Standing in front of a socially distanced crowd in the department's Great Hall, Garland reflected on his return to the department after two decades in the federal judiciary -- noting prior to his judgeship he had served in DOJ under five different attorneys general and four U.S. Presidents.
"I have to tell you that when I walked in the door of Main Justice this morning, it really did feel like I was coming home," Garland said.
Garland kept his remarks brief, with no mention of specific issues or cases that his department will oversee during his tenure like the Jan. 6 attack on the U.S. Capitol or the domestic terrorism crisis facing the country -- but told employees they are "united by our commitment to protecting our country, as our oath says, from all enemies, foreign and domestic."

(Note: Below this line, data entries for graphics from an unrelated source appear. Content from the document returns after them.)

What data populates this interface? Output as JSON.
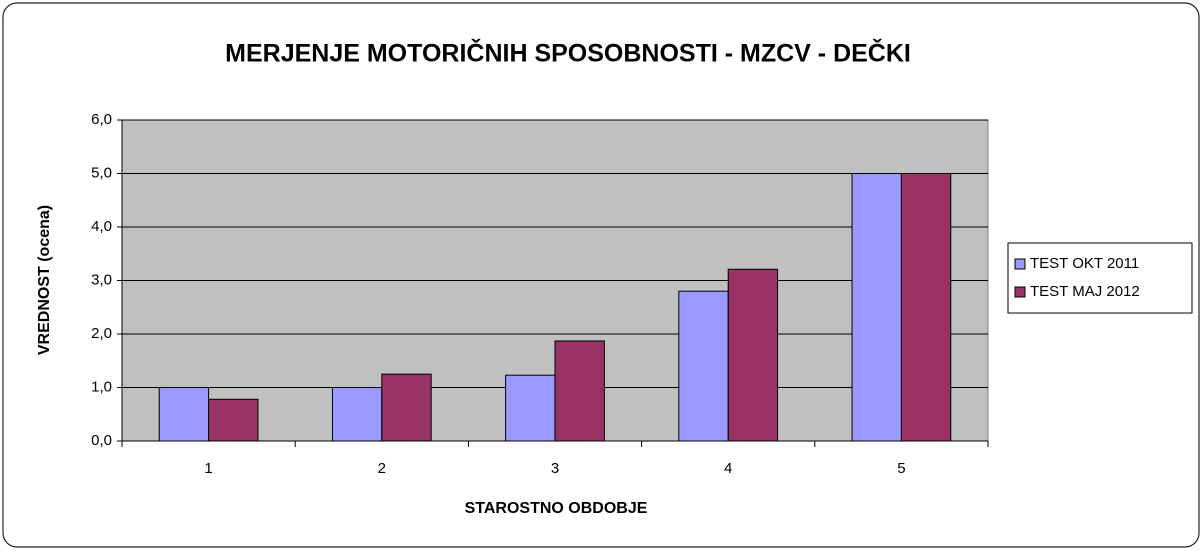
{
  "chart_data": {
    "type": "bar",
    "title": "MERJENJE MOTORIČNIH SPOSOBNOSTI - MZCV  - DEČKI",
    "x_label": "STAROSTNO OBDOBJE",
    "y_label": "VREDNOST (ocena)",
    "categories": [
      "1",
      "2",
      "3",
      "4",
      "5"
    ],
    "series": [
      {
        "name": "TEST OKT 2011",
        "color": "#9999ff",
        "values": [
          1.0,
          1.0,
          1.23,
          2.8,
          5.0
        ]
      },
      {
        "name": "TEST MAJ 2012",
        "color": "#993366",
        "values": [
          0.78,
          1.25,
          1.87,
          3.21,
          5.0
        ]
      }
    ],
    "ylim": [
      0,
      6
    ],
    "yticks": [
      {
        "value": 0,
        "label": "0,0"
      },
      {
        "value": 1,
        "label": "1,0"
      },
      {
        "value": 2,
        "label": "2,0"
      },
      {
        "value": 3,
        "label": "3,0"
      },
      {
        "value": 4,
        "label": "4,0"
      },
      {
        "value": 5,
        "label": "5,0"
      },
      {
        "value": 6,
        "label": "6,0"
      }
    ],
    "grid": true,
    "legend": "right"
  }
}
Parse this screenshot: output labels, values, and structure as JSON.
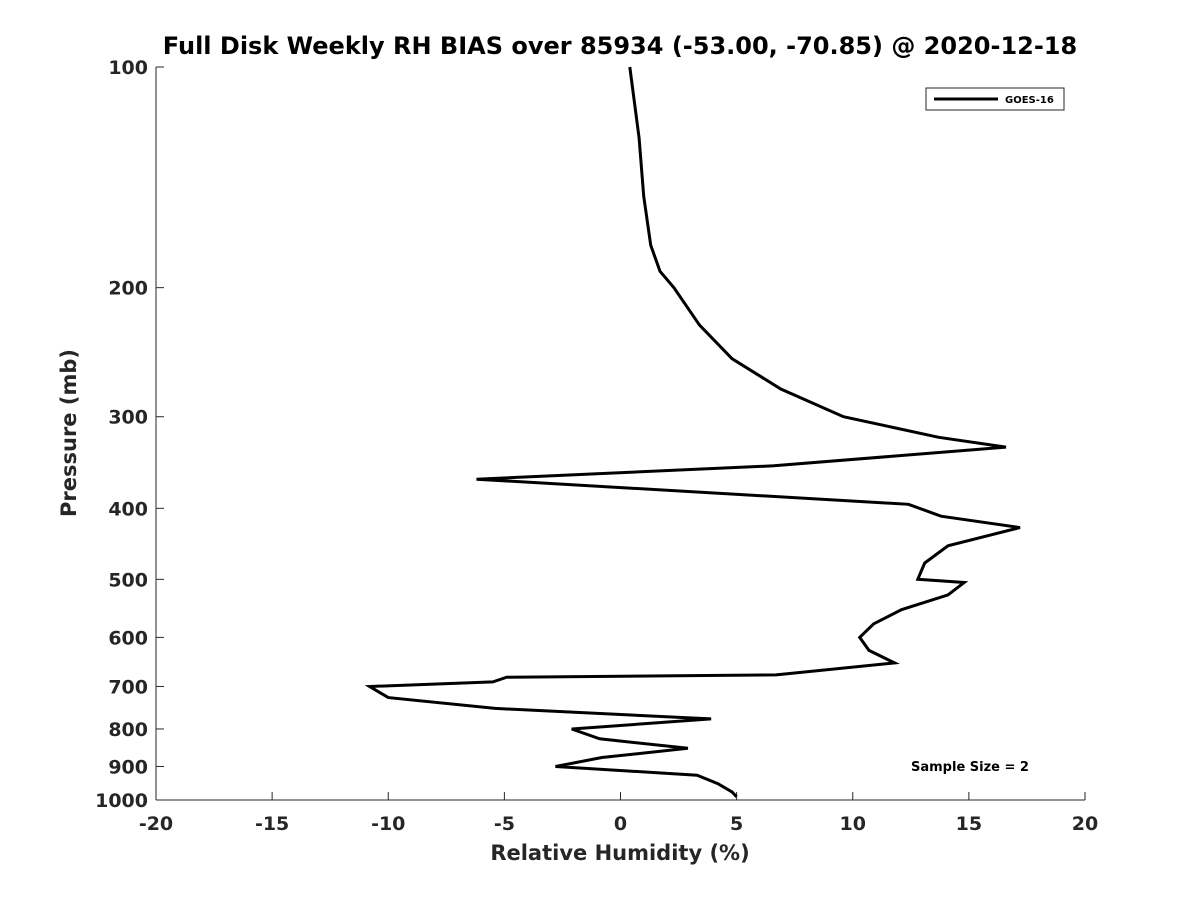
{
  "chart_data": {
    "type": "line",
    "title": "Full Disk Weekly RH BIAS over 85934 (-53.00, -70.85) @ 2020-12-18",
    "xlabel": "Relative Humidity (%)",
    "ylabel": "Pressure (mb)",
    "xlim": [
      -20,
      20
    ],
    "ylim": [
      100,
      1000
    ],
    "y_scale": "log",
    "y_reversed": true,
    "grid": false,
    "legend_position": "top-right",
    "x_ticks": [
      "-20",
      "-15",
      "-10",
      "-5",
      "0",
      "5",
      "10",
      "15",
      "20"
    ],
    "y_ticks": [
      "100",
      "200",
      "300",
      "400",
      "500",
      "600",
      "700",
      "800",
      "900",
      "1000"
    ],
    "series": [
      {
        "name": "GOES-16",
        "color": "#000000",
        "points": [
          [
            0.4,
            100
          ],
          [
            0.8,
            125
          ],
          [
            1.0,
            150
          ],
          [
            1.3,
            175
          ],
          [
            1.7,
            190
          ],
          [
            2.3,
            200
          ],
          [
            3.4,
            225
          ],
          [
            4.8,
            250
          ],
          [
            6.9,
            275
          ],
          [
            9.6,
            300
          ],
          [
            13.7,
            320
          ],
          [
            16.6,
            330
          ],
          [
            6.6,
            350
          ],
          [
            -6.2,
            365
          ],
          [
            12.4,
            395
          ],
          [
            13.8,
            410
          ],
          [
            17.2,
            425
          ],
          [
            14.1,
            450
          ],
          [
            13.1,
            475
          ],
          [
            12.8,
            500
          ],
          [
            14.8,
            505
          ],
          [
            14.1,
            525
          ],
          [
            12.1,
            550
          ],
          [
            10.9,
            575
          ],
          [
            10.3,
            600
          ],
          [
            10.7,
            625
          ],
          [
            11.8,
            650
          ],
          [
            6.7,
            675
          ],
          [
            -4.9,
            680
          ],
          [
            -5.5,
            690
          ],
          [
            -10.8,
            700
          ],
          [
            -10.0,
            725
          ],
          [
            -5.4,
            750
          ],
          [
            3.9,
            775
          ],
          [
            -2.1,
            800
          ],
          [
            -0.9,
            825
          ],
          [
            2.9,
            850
          ],
          [
            -0.8,
            875
          ],
          [
            -2.8,
            900
          ],
          [
            3.3,
            925
          ],
          [
            4.2,
            950
          ],
          [
            4.8,
            975
          ],
          [
            5.0,
            990
          ]
        ]
      }
    ],
    "annotations": [
      "Sample Size = 2"
    ]
  }
}
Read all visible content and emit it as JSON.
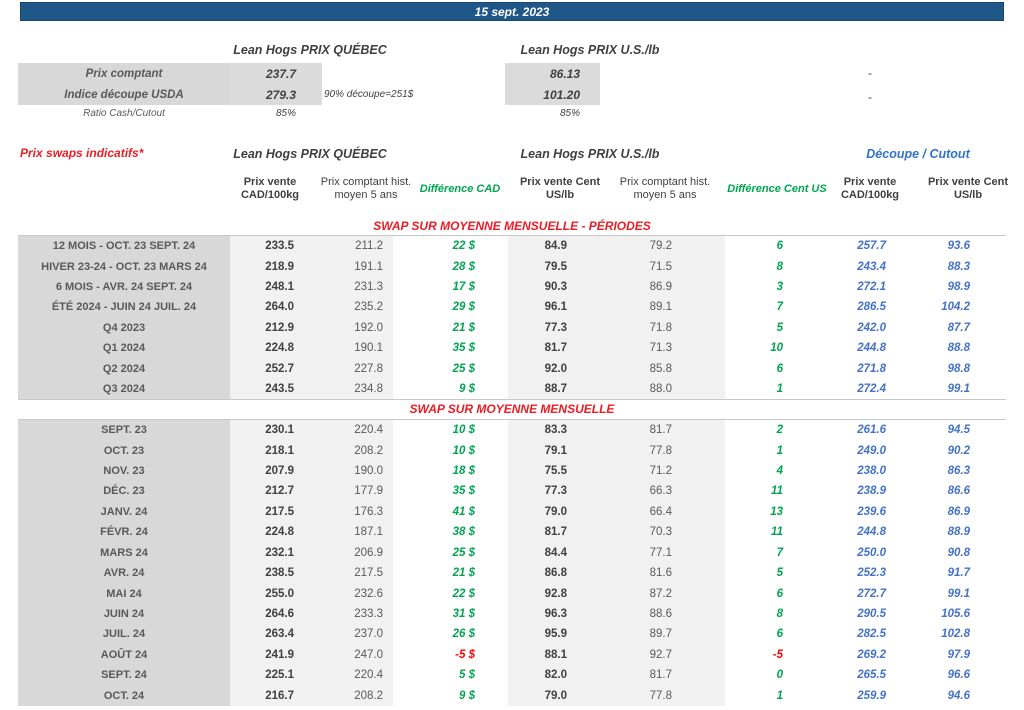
{
  "date_banner": "15 sept. 2023",
  "colors": {
    "banner_blue": "#1E5788",
    "positive_green": "#00A550",
    "negative_red": "#FF0000",
    "title_red": "#ED1C24",
    "cutout_blue": "#4472C4",
    "header_blue": "#2E74CC",
    "label_gray_bg": "#D8D8D8",
    "band_gray_bg": "#F1F1F1"
  },
  "top": {
    "quebec_header": "Lean Hogs PRIX QUÉBEC",
    "us_header": "Lean Hogs PRIX U.S./lb",
    "rows": [
      {
        "label": "Prix comptant",
        "quebec": "237.7",
        "us": "86.13",
        "dash": "-"
      },
      {
        "label": "Indice découpe USDA",
        "quebec": "279.3",
        "note": "90% découpe=251$",
        "us": "101.20",
        "dash": "-"
      },
      {
        "label": "Ratio Cash/Cutout",
        "quebec": "85%",
        "us": "85%"
      }
    ]
  },
  "swap": {
    "title": "Prix swaps indicatifs*",
    "quebec_header": "Lean Hogs PRIX QUÉBEC",
    "us_header": "Lean Hogs PRIX U.S./lb",
    "cutout_header": "Découpe / Cutout",
    "col_headers": [
      "Prix vente CAD/100kg",
      "Prix comptant hist. moyen 5 ans",
      "Différence CAD",
      "Prix vente Cent US/lb",
      "Prix comptant hist. moyen 5 ans",
      "Différence Cent US",
      "Prix vente CAD/100kg",
      "Prix vente Cent US/lb"
    ],
    "sections": [
      {
        "title": "SWAP SUR MOYENNE MENSUELLE - PÉRIODES",
        "rows": [
          [
            "12 MOIS - OCT. 23 SEPT. 24",
            "233.5",
            "211.2",
            "22 $",
            "84.9",
            "79.2",
            "6",
            "257.7",
            "93.6"
          ],
          [
            "HIVER 23-24 -  OCT. 23 MARS 24",
            "218.9",
            "191.1",
            "28 $",
            "79.5",
            "71.5",
            "8",
            "243.4",
            "88.3"
          ],
          [
            "6 MOIS -  AVR. 24 SEPT. 24",
            "248.1",
            "231.3",
            "17 $",
            "90.3",
            "86.9",
            "3",
            "272.1",
            "98.9"
          ],
          [
            "ÉTÉ 2024 - JUIN 24 JUIL. 24",
            "264.0",
            "235.2",
            "29 $",
            "96.1",
            "89.1",
            "7",
            "286.5",
            "104.2"
          ],
          [
            "Q4 2023",
            "212.9",
            "192.0",
            "21 $",
            "77.3",
            "71.8",
            "5",
            "242.0",
            "87.7"
          ],
          [
            "Q1 2024",
            "224.8",
            "190.1",
            "35 $",
            "81.7",
            "71.3",
            "10",
            "244.8",
            "88.8"
          ],
          [
            "Q2 2024",
            "252.7",
            "227.8",
            "25 $",
            "92.0",
            "85.8",
            "6",
            "271.8",
            "98.8"
          ],
          [
            "Q3 2024",
            "243.5",
            "234.8",
            "9 $",
            "88.7",
            "88.0",
            "1",
            "272.4",
            "99.1"
          ]
        ]
      },
      {
        "title": "SWAP SUR MOYENNE MENSUELLE",
        "rows": [
          [
            "SEPT. 23",
            "230.1",
            "220.4",
            "10 $",
            "83.3",
            "81.7",
            "2",
            "261.6",
            "94.5"
          ],
          [
            "OCT. 23",
            "218.1",
            "208.2",
            "10 $",
            "79.1",
            "77.8",
            "1",
            "249.0",
            "90.2"
          ],
          [
            "NOV. 23",
            "207.9",
            "190.0",
            "18 $",
            "75.5",
            "71.2",
            "4",
            "238.0",
            "86.3"
          ],
          [
            "DÉC. 23",
            "212.7",
            "177.9",
            "35 $",
            "77.3",
            "66.3",
            "11",
            "238.9",
            "86.6"
          ],
          [
            "JANV. 24",
            "217.5",
            "176.3",
            "41 $",
            "79.0",
            "66.4",
            "13",
            "239.6",
            "86.9"
          ],
          [
            "FÉVR. 24",
            "224.8",
            "187.1",
            "38 $",
            "81.7",
            "70.3",
            "11",
            "244.8",
            "88.9"
          ],
          [
            "MARS 24",
            "232.1",
            "206.9",
            "25 $",
            "84.4",
            "77.1",
            "7",
            "250.0",
            "90.8"
          ],
          [
            "AVR. 24",
            "238.5",
            "217.5",
            "21 $",
            "86.8",
            "81.6",
            "5",
            "252.3",
            "91.7"
          ],
          [
            "MAI 24",
            "255.0",
            "232.6",
            "22 $",
            "92.8",
            "87.2",
            "6",
            "272.7",
            "99.1"
          ],
          [
            "JUIN 24",
            "264.6",
            "233.3",
            "31 $",
            "96.3",
            "88.6",
            "8",
            "290.5",
            "105.6"
          ],
          [
            "JUIL. 24",
            "263.4",
            "237.0",
            "26 $",
            "95.9",
            "89.7",
            "6",
            "282.5",
            "102.8"
          ],
          [
            "AOÛT 24",
            "241.9",
            "247.0",
            "-5 $",
            "88.1",
            "92.7",
            "-5",
            "269.2",
            "97.9"
          ],
          [
            "SEPT. 24",
            "225.1",
            "220.4",
            "5 $",
            "82.0",
            "81.7",
            "0",
            "265.5",
            "96.6"
          ],
          [
            "OCT. 24",
            "216.7",
            "208.2",
            "9 $",
            "79.0",
            "77.8",
            "1",
            "259.9",
            "94.6"
          ]
        ]
      }
    ]
  }
}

When Garland first arrived in the department's courtyard, he was greeted by a gathering of masked DOJ employees who clapped and cheered as he walked into the building.
Assistant Attorney General for Administration Lee Lofthus then swore Garland in during a private ceremony prior to his virtual remarks to DOJ employees.
The rest of Garland's first day as attorney general was largely centered on getting up to speed on the department's sprawling investigation into the Jan. 6 assault on the U.S. Capitol.
More than 315 individuals have so far been charged related the attack with more than 285 individuals arrested. The FBI is still seeking tips on the identities of dozens more, including a suspect who planted pipe bombs outside the RNC and DNC.
During his confirmation hearing, Garland described the Jan. 6 insurrection as the most "heinous attack" on American democracy he's seen and pledged to provide career prosecutors with all resources they need to bring those involved to justice.
According to a department spokesperson, Garland would participate in "a series of briefings" related to the Capitol breach with FBI Director Christopher Wray and leaders from DOJ's National Security Division. Later in the afternoon he was scheduled to visit the U.S. Attorney's Office in D.C. to meet with prosecutors and investigators.
Vice President Kamala Harris ceremonially swore Garland in at 5:15 p.m.